Böyle olduğu için benden nefret mi ediyorsunuz; çok teşekkür ederim! Ve diyorum ki; son gerçekliği de açıklamak yine bana düştü; yani Ak Parti yetkililerine neden kaybettiklerini haykırmak gerçeğini!
İSTANBUL ISRARI VE EKSİK OLAN ÖZELEŞTİRİ AK PARTİYİ BİTİRİR!

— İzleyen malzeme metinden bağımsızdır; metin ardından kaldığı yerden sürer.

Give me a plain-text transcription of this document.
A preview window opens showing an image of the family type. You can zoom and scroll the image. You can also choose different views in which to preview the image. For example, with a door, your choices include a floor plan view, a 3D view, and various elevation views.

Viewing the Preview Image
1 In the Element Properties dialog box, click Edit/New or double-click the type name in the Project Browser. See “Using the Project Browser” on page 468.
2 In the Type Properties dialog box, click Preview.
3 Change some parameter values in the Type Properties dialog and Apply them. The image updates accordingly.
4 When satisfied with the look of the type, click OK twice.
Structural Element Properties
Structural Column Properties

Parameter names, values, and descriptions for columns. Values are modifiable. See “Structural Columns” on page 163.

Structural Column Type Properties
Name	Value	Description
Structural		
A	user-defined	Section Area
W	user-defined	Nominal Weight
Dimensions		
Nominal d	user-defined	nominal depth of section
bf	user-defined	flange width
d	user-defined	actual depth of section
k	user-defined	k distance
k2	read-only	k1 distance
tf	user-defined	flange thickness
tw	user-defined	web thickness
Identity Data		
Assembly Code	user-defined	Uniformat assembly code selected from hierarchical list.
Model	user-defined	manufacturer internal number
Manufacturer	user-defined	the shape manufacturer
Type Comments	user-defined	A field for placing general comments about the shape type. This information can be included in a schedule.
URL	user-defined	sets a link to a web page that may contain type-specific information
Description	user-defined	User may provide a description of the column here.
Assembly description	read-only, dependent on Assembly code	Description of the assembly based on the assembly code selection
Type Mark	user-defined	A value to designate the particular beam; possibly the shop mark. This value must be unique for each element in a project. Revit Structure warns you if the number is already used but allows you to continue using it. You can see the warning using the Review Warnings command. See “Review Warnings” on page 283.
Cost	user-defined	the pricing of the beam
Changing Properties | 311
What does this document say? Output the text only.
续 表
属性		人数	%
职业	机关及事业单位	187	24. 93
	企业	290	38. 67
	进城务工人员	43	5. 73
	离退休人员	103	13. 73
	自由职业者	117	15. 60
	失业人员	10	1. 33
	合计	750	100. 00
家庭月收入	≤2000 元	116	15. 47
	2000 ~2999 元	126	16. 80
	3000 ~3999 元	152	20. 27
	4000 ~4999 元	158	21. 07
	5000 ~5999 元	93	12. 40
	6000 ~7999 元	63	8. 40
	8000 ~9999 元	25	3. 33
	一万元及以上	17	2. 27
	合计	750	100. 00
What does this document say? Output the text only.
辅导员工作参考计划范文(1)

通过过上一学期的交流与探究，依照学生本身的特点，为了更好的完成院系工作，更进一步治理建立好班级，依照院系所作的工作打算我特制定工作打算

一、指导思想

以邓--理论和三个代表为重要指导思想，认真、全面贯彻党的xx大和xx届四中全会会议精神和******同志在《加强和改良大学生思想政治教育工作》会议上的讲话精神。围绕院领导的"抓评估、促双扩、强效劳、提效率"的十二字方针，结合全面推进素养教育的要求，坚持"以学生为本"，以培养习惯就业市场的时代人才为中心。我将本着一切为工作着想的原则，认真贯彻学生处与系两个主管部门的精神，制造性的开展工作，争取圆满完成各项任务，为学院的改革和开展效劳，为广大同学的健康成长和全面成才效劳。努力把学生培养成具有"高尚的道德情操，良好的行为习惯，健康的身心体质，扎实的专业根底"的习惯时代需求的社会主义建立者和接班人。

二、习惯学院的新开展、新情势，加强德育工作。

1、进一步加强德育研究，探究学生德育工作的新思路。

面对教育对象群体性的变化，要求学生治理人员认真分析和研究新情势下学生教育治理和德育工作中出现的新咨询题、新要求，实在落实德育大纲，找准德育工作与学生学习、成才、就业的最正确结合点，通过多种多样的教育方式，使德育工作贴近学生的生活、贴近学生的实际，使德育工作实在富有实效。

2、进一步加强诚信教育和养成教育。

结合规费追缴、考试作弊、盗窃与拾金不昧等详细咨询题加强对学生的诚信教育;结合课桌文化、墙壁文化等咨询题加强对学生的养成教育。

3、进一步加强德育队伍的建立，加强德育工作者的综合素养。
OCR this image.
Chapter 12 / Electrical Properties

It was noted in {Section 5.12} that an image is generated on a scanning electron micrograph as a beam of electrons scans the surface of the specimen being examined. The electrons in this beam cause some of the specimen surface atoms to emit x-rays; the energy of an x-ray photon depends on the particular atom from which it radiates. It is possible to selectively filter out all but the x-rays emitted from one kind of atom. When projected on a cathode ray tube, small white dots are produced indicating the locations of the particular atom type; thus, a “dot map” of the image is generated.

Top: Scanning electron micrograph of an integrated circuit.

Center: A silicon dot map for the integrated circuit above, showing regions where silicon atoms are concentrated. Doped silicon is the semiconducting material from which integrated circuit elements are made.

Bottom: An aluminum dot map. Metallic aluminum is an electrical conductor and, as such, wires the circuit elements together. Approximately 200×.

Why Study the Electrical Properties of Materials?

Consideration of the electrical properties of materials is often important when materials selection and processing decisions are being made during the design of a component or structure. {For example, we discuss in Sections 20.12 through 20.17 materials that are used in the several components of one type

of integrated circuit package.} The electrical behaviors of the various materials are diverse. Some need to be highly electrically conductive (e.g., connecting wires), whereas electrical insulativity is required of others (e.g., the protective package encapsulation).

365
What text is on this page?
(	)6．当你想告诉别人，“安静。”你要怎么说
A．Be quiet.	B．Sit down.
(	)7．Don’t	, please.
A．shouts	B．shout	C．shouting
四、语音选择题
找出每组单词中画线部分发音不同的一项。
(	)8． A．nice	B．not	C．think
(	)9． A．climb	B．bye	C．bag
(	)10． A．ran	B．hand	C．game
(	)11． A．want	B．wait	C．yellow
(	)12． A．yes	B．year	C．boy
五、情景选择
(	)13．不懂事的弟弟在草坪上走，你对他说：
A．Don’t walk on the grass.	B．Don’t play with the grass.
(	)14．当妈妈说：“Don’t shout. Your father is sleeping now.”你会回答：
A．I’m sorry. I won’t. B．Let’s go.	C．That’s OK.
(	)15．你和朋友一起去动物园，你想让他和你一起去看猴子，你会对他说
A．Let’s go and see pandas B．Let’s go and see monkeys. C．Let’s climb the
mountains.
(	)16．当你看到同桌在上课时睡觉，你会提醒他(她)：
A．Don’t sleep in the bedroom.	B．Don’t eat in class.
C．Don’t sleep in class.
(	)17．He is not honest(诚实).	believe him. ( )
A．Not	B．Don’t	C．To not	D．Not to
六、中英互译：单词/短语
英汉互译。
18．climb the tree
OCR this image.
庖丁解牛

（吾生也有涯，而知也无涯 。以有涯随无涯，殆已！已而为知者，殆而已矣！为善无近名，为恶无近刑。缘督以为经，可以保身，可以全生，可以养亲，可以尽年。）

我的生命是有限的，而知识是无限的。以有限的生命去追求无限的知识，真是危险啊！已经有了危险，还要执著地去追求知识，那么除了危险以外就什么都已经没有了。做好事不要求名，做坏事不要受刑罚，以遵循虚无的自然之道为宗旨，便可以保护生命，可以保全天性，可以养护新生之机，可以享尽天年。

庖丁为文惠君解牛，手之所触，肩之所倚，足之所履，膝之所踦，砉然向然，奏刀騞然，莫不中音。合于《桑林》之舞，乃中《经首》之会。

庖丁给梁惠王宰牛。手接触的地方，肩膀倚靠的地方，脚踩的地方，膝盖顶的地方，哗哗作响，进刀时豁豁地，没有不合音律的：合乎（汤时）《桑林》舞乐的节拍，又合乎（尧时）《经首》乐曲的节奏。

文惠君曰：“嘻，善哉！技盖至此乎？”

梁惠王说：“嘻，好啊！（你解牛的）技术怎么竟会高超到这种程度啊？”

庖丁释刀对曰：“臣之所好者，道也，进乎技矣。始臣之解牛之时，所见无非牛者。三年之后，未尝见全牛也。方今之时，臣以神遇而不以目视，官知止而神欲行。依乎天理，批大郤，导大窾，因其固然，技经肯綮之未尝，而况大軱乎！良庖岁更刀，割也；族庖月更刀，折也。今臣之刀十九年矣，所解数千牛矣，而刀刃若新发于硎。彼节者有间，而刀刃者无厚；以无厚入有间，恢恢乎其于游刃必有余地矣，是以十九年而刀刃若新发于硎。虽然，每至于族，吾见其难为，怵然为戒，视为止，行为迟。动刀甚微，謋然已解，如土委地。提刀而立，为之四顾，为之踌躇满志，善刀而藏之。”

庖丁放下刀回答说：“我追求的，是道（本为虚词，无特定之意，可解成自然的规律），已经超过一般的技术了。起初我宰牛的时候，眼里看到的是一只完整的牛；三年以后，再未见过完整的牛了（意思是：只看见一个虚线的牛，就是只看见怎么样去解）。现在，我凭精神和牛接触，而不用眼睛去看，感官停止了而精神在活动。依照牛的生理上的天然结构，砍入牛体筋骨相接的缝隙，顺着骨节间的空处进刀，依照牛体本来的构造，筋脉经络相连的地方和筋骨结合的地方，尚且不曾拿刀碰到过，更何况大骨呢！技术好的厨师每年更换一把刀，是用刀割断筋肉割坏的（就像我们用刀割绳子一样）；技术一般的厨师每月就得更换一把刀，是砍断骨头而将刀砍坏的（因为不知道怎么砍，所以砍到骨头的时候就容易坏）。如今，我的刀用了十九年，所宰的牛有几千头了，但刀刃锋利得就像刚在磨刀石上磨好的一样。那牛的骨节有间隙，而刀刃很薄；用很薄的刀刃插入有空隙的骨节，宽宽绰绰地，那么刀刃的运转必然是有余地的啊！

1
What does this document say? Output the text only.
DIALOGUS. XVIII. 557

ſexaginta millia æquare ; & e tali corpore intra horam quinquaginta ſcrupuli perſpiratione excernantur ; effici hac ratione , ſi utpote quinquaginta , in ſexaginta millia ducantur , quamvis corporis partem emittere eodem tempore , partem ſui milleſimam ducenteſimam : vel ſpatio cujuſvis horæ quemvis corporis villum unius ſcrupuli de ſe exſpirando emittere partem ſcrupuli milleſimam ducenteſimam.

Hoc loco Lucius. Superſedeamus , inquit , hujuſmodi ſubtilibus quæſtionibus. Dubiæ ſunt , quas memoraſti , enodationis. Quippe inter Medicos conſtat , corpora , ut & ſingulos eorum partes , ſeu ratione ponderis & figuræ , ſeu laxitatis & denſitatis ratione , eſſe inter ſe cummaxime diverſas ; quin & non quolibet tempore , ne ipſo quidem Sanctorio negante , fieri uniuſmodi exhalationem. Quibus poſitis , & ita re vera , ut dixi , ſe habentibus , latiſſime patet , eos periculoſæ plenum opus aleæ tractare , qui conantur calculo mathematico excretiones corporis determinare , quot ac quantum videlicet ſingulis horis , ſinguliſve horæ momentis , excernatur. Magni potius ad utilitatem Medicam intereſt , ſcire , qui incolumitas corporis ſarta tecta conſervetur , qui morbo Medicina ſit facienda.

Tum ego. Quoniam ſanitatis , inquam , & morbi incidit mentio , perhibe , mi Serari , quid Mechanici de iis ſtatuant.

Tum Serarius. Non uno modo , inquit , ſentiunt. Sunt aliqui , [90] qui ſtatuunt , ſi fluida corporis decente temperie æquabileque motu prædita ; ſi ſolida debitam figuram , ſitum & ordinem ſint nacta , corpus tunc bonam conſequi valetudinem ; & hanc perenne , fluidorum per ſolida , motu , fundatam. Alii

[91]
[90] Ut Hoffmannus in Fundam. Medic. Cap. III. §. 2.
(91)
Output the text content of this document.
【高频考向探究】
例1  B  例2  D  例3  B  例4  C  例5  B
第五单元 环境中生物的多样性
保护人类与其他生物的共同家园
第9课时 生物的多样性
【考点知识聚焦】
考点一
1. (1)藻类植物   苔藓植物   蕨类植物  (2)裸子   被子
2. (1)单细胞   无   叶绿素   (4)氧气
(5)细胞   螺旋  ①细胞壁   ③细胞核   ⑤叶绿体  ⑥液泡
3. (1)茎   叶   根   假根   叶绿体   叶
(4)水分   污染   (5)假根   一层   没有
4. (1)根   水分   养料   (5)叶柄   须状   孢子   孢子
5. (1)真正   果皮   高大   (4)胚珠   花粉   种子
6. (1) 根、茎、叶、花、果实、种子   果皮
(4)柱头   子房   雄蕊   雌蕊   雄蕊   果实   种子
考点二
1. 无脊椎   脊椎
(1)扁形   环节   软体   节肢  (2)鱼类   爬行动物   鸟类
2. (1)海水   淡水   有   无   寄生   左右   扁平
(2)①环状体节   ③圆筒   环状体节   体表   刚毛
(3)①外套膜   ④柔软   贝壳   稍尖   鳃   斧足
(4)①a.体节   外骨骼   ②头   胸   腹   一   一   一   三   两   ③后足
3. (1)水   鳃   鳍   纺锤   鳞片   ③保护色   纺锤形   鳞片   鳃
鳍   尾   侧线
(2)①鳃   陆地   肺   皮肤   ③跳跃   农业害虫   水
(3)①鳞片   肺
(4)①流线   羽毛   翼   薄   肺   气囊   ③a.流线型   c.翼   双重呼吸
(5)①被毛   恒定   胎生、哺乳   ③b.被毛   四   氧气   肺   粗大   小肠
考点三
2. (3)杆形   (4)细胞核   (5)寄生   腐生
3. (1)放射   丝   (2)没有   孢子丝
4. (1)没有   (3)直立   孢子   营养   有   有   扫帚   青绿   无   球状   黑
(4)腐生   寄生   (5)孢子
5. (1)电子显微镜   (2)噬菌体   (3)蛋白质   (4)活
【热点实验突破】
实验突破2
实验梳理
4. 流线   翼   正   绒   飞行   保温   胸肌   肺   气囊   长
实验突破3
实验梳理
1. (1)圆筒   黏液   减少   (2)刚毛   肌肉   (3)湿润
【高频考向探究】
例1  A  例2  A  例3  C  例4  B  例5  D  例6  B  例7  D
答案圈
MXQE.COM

Sanırım genel seçim sürecinde kaleme aldığım bir köşe yazımda aynen şu ifadeleri kullanmıştım: ‘’ Recep Tayyip Erdoğan, Selahattin Demirtaş ile birlikte bu ülkenin bütün siyasi tarihine gelmiş en zeki ve en başarılı üç beş liderlerinden ikisidir! Demirtaş’ı Kandil, CHP, Türk Solu dört duvar arasına
iterken; Süleyman Soylu, MHP İle ittifak, Erdoğan’ı yanlış yönlendirenler ve parti içine sızmış tefeci, rüşvetçi, ihale vurguncusu, liyakat yoksunlarına rağmen Erdoğan hala güçlü ise: Bu, sayıları giderek azalan bir kesim Kürt halkı ile ülke de kendisinden hala ümitlerini kesmeyen gerçek Ak Partili Erdoğan sevdalılarıdırlar…’’
Öyle ya; bir şiir okuduğu için mahpus damlarına mahkûm edilen mazlum, yiğit Anadolu delikanlısı; ülke ve dünyadaki bütün mağdurların sesi, lideri, Kürt halkının kardeşi Erdoğan’dan günümüzün tek başına kalan Erdoğan’ına evrilme sürecini ne Ak Parti kurmayları görebildi ne de Erdoğan’ın bizzat kendisi!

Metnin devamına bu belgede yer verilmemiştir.